Quebec’s opposition party, the Parti Quebecois, questioned the province’s governing Liberal Party during a national assembly held on December 9th, as to why the provincial transport ministry, the SAAQ, spent taxpayers’ money to spy on the Front Commun Motocycliste during the Quebec City motorcycle show last February.
The Front Commun is an amalgamation of three politically motivated
motorcycle associations intent on resisting the provincial government’s
anti-motorcycling legislation, which includes, among other things,
charging disproportionately high insurance and licensing fees to Quebec
motorcyclists compared to other road users.
According to deputy pequist, Nicolas Girard, the SAAQ paid $6,329 to the PR firm National to attend the Quebec City motorcycle and ATV show and secretly gather intelligence on the Front Commun, which had booths set up at the show. The SAAQ says it only paid $2,304 for the covert operation.

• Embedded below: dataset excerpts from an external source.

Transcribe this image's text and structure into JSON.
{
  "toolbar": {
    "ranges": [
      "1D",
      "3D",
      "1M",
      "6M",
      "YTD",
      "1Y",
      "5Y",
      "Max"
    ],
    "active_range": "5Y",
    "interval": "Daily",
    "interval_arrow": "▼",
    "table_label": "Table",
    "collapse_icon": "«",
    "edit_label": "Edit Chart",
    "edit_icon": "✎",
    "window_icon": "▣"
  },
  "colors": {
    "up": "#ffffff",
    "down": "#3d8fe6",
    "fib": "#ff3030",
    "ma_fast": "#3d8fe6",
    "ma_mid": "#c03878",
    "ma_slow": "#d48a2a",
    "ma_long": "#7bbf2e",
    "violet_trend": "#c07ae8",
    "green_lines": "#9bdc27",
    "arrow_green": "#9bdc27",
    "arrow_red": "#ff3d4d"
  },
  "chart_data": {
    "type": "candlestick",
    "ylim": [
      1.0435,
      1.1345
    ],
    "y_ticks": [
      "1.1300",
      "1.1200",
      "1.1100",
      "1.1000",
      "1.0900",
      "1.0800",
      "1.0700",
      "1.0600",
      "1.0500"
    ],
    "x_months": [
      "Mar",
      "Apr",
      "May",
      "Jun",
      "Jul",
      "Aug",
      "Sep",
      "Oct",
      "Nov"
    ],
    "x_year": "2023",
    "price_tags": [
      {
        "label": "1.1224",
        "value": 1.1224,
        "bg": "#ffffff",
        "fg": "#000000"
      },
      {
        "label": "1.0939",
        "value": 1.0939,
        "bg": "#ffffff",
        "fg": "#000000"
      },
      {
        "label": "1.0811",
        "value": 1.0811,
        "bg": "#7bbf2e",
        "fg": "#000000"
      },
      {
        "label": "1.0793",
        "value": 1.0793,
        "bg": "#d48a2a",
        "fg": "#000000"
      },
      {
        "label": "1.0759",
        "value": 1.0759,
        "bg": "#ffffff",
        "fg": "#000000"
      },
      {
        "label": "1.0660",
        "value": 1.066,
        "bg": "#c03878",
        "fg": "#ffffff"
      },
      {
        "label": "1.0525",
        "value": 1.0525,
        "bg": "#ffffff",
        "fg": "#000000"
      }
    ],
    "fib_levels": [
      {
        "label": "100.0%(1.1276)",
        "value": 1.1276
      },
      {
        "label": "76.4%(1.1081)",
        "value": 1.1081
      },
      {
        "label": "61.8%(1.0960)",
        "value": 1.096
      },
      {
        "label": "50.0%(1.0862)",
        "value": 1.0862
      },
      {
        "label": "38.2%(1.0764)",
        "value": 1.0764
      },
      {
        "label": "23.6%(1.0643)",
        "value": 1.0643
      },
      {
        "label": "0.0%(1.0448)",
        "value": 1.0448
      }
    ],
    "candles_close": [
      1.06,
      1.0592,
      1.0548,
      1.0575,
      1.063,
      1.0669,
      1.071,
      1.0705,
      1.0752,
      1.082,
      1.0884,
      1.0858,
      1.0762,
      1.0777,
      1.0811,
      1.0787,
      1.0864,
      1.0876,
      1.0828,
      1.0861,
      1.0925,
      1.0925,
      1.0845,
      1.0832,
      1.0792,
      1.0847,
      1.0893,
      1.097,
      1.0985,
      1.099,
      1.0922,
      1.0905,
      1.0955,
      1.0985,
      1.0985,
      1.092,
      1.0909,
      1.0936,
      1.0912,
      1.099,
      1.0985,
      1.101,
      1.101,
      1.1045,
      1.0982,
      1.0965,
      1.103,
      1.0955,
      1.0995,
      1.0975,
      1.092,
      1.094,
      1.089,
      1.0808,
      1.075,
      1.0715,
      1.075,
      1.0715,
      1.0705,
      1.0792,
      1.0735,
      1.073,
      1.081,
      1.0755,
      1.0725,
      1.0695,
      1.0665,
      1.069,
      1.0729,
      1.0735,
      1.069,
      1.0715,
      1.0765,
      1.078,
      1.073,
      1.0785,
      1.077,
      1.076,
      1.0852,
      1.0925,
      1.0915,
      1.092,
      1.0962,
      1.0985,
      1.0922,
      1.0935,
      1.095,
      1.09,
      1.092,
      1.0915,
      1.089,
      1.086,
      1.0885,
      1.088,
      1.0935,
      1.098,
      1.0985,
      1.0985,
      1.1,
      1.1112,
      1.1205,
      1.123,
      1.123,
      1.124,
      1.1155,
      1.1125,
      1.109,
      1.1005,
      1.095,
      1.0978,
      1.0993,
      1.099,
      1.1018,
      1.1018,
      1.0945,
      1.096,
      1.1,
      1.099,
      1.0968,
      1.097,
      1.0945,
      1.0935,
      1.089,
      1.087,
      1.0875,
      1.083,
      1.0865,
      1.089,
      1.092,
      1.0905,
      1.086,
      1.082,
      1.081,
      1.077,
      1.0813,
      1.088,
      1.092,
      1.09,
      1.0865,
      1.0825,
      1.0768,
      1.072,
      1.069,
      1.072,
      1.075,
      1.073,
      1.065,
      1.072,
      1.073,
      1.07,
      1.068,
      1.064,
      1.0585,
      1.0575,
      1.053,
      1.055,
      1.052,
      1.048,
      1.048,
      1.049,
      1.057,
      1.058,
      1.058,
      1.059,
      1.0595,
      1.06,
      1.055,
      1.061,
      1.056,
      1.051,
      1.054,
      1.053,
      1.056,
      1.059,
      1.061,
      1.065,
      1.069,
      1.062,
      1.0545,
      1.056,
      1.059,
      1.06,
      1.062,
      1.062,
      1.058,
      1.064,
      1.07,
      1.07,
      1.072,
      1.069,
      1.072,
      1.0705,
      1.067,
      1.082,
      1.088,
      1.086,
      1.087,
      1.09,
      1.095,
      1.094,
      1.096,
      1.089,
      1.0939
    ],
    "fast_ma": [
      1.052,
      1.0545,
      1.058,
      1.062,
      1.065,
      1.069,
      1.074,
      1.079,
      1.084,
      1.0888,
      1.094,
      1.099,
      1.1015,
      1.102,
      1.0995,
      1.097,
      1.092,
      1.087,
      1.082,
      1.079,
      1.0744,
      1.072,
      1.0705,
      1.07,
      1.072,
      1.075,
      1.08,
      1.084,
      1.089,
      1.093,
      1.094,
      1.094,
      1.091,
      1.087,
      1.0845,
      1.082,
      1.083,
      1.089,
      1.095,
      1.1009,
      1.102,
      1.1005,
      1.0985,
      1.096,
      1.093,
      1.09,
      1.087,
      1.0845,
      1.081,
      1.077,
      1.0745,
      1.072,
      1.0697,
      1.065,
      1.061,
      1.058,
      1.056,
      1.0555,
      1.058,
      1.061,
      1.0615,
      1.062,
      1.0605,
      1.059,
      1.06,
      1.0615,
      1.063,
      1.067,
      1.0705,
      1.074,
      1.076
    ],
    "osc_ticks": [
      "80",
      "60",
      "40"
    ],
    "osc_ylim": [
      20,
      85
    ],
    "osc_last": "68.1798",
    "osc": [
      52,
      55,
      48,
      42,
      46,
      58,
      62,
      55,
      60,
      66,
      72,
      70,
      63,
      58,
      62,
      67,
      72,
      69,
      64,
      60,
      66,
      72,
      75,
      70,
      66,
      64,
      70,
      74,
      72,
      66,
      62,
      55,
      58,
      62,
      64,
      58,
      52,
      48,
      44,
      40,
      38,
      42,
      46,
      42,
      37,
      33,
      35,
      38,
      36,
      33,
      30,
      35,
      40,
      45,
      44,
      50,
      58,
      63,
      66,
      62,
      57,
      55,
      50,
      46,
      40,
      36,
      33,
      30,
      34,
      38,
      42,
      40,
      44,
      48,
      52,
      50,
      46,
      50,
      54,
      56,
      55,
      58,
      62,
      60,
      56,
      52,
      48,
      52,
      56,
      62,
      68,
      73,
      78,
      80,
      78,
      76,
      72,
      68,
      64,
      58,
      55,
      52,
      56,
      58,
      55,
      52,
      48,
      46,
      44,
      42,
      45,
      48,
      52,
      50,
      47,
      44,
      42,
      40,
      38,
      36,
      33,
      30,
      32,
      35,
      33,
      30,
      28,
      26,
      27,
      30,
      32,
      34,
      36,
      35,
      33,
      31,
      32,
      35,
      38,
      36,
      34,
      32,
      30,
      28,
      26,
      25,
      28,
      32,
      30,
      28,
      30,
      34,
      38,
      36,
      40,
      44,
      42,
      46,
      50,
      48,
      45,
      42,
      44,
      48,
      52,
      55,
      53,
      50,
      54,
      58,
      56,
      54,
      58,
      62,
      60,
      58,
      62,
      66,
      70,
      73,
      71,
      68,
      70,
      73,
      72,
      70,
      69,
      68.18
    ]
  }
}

In a 175-word report the PR firm found that the Front Commun “occupied an important place in the Quebec City motorcycle and ATV show.” The report went on to declare, “they seem to be organized, informed, and very motivated.”
Knowledge of the spy mission commissioned by the SAAQ provoked a firm reaction by the Front Commun, which was unaware of their surveillance during the show. “We are outraged and shocked! Dammit, we’re not Al-Qaeda!” said Eric Lessard, spokesman for the Front Commun.
The SAAQ confirmed it did hire National to “visit” the Quebec City motorcycle show, though François Rémillard, assistant to SAAQ president Nathalie Tremblay, insisted that the firm did not spy, saying the SAAQ “wanted to see what was going on [to] feel the pulse of the message conveyed to the public by the motorcycle groups.”